Ultracold Dipolar Molecules
Artistic rendition of ultracold molecules
(credit: Jose-Luis Olivares/MIT)
Dipolar interaction between molecules
Dipolar molecules under a microscope
Prepared at nano-Kelvin (nK) temperatures in a pristine, ultrahigh vacuum environment, ultracold atomic gases have become a wonderful testbed to explore novel quantum phenomena. The immense tunability these systems offer, together with the precision tools that atomic physics provides, has led to hallmark advances in quantum physics, ranging from the observation of Bose-Einstein condensates and strongly interacting Fermi superfluids to the quantum simulation of challenging condensed matter Hamiltonians.
However, experiments with neutral atoms have an important limitation in that the underlying interaction between a pair of atoms is a simple contact interaction – essentially, a quantum mechanical version of collisions between a pair of billiard balls. In contrast, molecules that have stable electric dipole moments in their electronic ground state experience strong dipole-dipole interaction that is long-range and spatially anisotropic. In the quantum regime, these molecules are predicted to give access to a host of exciting opportunities such as realizing exotic topological superfluids and quantum crystals and performing the quantum simulation of extended Hubbard models and spin Hamiltonians that require long-range interactions.
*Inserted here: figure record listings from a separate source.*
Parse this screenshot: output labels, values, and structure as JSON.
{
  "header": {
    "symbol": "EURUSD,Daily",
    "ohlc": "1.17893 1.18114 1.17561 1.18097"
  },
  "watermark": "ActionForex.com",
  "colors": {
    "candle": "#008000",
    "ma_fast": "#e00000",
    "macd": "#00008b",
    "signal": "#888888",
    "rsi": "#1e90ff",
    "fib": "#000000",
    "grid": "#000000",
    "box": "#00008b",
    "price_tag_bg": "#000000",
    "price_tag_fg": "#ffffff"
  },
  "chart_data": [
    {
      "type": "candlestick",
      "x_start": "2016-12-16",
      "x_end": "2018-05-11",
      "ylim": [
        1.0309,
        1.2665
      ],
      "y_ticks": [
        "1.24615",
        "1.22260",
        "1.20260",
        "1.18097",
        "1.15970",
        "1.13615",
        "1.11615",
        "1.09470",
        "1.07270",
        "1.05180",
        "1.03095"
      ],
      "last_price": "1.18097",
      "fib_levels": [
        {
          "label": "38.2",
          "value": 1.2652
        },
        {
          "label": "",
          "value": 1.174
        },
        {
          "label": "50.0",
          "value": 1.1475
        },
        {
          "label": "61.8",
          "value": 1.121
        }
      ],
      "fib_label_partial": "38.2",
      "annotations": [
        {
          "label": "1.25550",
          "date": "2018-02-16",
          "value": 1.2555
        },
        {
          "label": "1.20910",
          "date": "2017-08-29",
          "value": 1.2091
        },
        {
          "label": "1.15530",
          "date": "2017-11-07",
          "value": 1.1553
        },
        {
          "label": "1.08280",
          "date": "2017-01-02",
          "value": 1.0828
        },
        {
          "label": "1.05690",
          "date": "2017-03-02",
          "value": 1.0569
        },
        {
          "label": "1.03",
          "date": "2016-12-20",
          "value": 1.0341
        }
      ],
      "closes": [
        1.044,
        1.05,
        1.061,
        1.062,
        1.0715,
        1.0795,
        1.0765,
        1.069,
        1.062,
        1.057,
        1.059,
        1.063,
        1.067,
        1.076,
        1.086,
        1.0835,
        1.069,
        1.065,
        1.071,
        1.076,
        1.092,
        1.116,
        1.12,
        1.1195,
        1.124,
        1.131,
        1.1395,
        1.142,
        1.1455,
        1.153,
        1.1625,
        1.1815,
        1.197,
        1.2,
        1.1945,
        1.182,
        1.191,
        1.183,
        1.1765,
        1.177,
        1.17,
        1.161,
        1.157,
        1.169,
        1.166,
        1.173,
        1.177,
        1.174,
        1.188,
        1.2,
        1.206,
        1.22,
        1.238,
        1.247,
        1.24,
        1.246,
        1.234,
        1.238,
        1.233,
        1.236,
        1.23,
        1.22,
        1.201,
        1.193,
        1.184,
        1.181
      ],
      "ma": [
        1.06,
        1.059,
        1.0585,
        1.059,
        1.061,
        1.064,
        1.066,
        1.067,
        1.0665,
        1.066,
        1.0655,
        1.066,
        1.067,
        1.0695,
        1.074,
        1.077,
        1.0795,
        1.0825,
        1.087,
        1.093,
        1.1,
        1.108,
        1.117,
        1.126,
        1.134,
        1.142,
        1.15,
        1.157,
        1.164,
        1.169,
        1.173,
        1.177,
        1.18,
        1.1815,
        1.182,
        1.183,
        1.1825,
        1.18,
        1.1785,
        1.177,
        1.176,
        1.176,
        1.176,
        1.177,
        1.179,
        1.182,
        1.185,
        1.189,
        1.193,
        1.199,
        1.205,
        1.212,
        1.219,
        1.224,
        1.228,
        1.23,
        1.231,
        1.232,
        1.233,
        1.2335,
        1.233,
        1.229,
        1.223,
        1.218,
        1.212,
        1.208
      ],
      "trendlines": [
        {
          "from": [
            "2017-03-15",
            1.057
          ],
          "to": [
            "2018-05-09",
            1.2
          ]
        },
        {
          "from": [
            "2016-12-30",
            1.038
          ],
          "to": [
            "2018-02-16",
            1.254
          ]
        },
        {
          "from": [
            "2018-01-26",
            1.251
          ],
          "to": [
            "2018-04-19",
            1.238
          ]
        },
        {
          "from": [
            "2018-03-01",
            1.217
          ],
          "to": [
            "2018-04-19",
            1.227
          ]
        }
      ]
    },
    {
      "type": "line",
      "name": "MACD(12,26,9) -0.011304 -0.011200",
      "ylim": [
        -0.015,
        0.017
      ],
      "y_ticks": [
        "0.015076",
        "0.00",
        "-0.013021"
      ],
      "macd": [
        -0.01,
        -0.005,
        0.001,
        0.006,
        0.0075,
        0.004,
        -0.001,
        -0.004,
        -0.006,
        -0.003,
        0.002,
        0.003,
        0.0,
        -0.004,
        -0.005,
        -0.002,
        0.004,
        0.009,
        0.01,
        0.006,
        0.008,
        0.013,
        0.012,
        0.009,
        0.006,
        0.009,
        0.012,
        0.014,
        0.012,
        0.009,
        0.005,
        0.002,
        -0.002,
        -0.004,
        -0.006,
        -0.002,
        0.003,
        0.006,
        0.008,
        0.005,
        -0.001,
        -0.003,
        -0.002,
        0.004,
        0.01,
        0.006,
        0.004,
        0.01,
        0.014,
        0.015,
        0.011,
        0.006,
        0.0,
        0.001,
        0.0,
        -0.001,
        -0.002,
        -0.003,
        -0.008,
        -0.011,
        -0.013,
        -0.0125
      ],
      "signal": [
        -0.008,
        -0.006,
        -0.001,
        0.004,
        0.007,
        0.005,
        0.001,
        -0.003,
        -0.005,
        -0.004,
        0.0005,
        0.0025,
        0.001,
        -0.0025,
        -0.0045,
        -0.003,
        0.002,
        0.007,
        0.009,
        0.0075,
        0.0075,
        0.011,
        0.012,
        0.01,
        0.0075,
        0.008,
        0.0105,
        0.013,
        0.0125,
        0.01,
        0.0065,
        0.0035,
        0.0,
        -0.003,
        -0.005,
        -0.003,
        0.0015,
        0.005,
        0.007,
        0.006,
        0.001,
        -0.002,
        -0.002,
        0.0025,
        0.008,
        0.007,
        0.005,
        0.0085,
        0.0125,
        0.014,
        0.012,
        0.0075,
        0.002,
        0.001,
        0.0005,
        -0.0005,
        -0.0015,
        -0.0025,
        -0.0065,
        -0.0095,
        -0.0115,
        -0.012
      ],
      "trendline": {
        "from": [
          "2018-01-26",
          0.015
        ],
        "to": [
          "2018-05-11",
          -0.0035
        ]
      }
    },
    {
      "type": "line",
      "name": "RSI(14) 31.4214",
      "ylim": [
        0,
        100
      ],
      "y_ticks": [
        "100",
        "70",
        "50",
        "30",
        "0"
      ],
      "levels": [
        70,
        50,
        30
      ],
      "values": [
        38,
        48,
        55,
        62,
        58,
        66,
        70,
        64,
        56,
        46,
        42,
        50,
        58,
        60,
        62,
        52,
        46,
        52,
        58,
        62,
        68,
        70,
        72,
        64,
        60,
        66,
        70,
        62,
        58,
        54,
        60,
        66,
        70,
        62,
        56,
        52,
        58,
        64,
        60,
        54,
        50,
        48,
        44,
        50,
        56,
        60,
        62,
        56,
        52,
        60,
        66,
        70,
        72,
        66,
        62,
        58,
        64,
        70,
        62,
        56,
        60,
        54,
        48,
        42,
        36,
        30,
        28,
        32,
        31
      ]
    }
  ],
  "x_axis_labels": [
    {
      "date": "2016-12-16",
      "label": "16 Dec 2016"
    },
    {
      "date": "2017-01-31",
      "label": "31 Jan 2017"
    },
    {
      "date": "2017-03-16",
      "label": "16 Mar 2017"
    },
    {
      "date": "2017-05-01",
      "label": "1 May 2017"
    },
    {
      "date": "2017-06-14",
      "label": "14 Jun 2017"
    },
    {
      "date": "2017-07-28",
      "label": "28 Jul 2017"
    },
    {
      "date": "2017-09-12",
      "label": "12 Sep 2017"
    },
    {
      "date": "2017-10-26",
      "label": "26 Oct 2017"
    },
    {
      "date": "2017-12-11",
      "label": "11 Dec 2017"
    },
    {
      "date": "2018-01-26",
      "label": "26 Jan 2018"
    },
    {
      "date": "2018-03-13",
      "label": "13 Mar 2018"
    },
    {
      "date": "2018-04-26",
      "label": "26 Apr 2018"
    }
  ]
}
Our current research focus is to create a quantum gas of strongly dipolar molecules in a versatile experimental setup that combines state-of-the-art optical trapping and imaging techniques. By incorporating a high-resolution imaging objective, we aim to explore the many-body states of this system with single-site imaging resolution of molecules in the presence of an optical lattice. Furthermore, a regular array of these molecules will be a starting point to construct a highly scalable processor for quantum computing, where the rich manifold of molecular internal states will allow the robust storage of quantum information and the strong dipolar interaction will allow processing of information.
Other Research Interests: Strongly Interacting Fermi Gases
Strongly interacting atomic Fermi gases realize an effective spin-1/2 system whose interspin interaction strength can be arbitrarily and precisely tuned. Using what is known as a "Feshbach resonance," the scattering length between the spin-up and -down atoms can be tuned from positive (repulsive) to negative (attractive) values, and can even be made to diverge (unitarity). At sufficiently low temperatures, in each of these interaction regimes, the atoms pair up and condense to form a superfluid, whose microscopic description smoothly crosses over from that of a BEC of bosonic molecules to that of a BCS superfluid of Cooper pairs in momentum space. At unitarity, where the scattering length has diverged, a novel form of interaction-driven high-temperature superfluidity is realized, whose scale-invariant nature provides connections to other exotic states of matter such as those found in neutron stars and quark-gluon plasmas.